The actual mechanism behind testingDetector's differing behavior between test and non-test binaries is well-defined in the Go spec. Specifically, it (ab)uses selector rules, adding a new method to the testingDetector type that is only present in the _test.go file. So while implementations of dead code elimination may differ from compiler to compiler, this code is perfectly valid by Go spec rules and will never fail to run.

A hypothetical better future

I've built this in the hopes that it will someday be retired.

Despite many, many, many, many, many, many requests and proposals for a compile-time constraint to strip out test-time specific code, Go still does not have a test build tag. testing.Testing() was added in Go 1.21 but is sadly not constant, meaning any code gated behind it will still be present in a release binary.
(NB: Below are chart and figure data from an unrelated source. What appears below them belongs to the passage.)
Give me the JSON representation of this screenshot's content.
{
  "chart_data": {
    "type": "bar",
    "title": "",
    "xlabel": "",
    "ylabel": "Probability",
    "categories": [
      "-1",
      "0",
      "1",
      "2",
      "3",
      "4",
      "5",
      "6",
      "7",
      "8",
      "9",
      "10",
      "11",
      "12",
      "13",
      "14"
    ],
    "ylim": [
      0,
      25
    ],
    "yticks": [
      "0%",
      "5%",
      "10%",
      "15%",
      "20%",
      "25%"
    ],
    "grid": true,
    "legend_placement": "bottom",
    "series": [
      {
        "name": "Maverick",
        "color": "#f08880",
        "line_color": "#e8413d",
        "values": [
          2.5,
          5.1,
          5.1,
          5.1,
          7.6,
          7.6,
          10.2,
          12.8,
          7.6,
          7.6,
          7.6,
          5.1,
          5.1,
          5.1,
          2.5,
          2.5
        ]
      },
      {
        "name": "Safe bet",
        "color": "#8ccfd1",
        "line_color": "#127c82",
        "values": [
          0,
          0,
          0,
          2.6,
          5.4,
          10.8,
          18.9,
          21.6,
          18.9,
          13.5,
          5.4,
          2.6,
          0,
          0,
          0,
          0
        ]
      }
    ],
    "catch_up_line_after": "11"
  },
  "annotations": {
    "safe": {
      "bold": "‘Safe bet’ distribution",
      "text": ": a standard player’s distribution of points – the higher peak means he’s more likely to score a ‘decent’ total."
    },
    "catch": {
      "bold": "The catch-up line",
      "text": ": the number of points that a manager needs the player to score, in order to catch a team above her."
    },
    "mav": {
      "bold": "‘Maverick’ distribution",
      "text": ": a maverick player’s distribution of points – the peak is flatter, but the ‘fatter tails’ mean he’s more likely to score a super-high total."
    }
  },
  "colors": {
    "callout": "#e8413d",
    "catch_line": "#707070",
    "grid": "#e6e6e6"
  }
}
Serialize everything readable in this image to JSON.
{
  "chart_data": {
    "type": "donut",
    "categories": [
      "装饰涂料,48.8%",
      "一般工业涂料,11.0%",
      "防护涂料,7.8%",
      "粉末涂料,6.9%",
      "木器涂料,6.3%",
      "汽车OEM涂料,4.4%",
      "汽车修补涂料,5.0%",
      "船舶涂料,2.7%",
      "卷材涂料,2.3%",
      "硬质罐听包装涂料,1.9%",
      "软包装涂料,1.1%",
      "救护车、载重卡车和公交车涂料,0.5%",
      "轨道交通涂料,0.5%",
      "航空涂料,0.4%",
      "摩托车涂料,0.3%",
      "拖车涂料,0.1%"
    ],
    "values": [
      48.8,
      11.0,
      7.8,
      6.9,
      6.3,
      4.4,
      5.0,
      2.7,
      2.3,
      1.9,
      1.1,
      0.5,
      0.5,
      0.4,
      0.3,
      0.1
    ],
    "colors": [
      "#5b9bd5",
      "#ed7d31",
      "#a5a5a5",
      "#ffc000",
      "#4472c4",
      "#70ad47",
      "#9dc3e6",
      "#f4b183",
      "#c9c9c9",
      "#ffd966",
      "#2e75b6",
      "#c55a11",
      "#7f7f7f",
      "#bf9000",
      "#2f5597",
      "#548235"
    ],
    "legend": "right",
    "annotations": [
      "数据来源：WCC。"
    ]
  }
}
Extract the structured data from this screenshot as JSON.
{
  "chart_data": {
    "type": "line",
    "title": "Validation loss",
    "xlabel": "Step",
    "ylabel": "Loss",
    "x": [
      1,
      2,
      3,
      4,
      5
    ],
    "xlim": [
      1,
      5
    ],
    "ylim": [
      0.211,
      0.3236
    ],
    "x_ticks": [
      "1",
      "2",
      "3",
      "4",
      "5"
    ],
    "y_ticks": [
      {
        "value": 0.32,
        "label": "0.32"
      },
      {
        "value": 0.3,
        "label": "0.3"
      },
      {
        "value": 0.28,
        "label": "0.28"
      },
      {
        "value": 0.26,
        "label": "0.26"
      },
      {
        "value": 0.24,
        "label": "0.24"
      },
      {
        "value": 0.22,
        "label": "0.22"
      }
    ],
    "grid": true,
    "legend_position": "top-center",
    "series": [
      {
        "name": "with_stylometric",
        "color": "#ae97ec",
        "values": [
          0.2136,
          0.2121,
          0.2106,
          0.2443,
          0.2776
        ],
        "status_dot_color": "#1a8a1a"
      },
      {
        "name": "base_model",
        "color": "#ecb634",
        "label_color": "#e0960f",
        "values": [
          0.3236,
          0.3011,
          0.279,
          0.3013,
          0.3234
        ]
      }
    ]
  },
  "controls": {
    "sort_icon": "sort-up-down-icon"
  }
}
Almost all of this utility's work could be could be made redundant if Go treated _test.go files the same as any other build constraint by exposing a test build tag.

//go:build !test
// +build !test
package main

const undertest = false

//go:build test
// +build test
package main

const undertest = true

Being a constant declaration, this does not harm code coverage metrics and is impossible to tamper with: a constant can only be declared once, so declaring it a second time elsewhere in the code would be a compile error.

I am personally of the opinion that this is simpler, more understandable, less surprising, and a simple if false == true check is highly likely to be optimized out by any current or future Go compiler.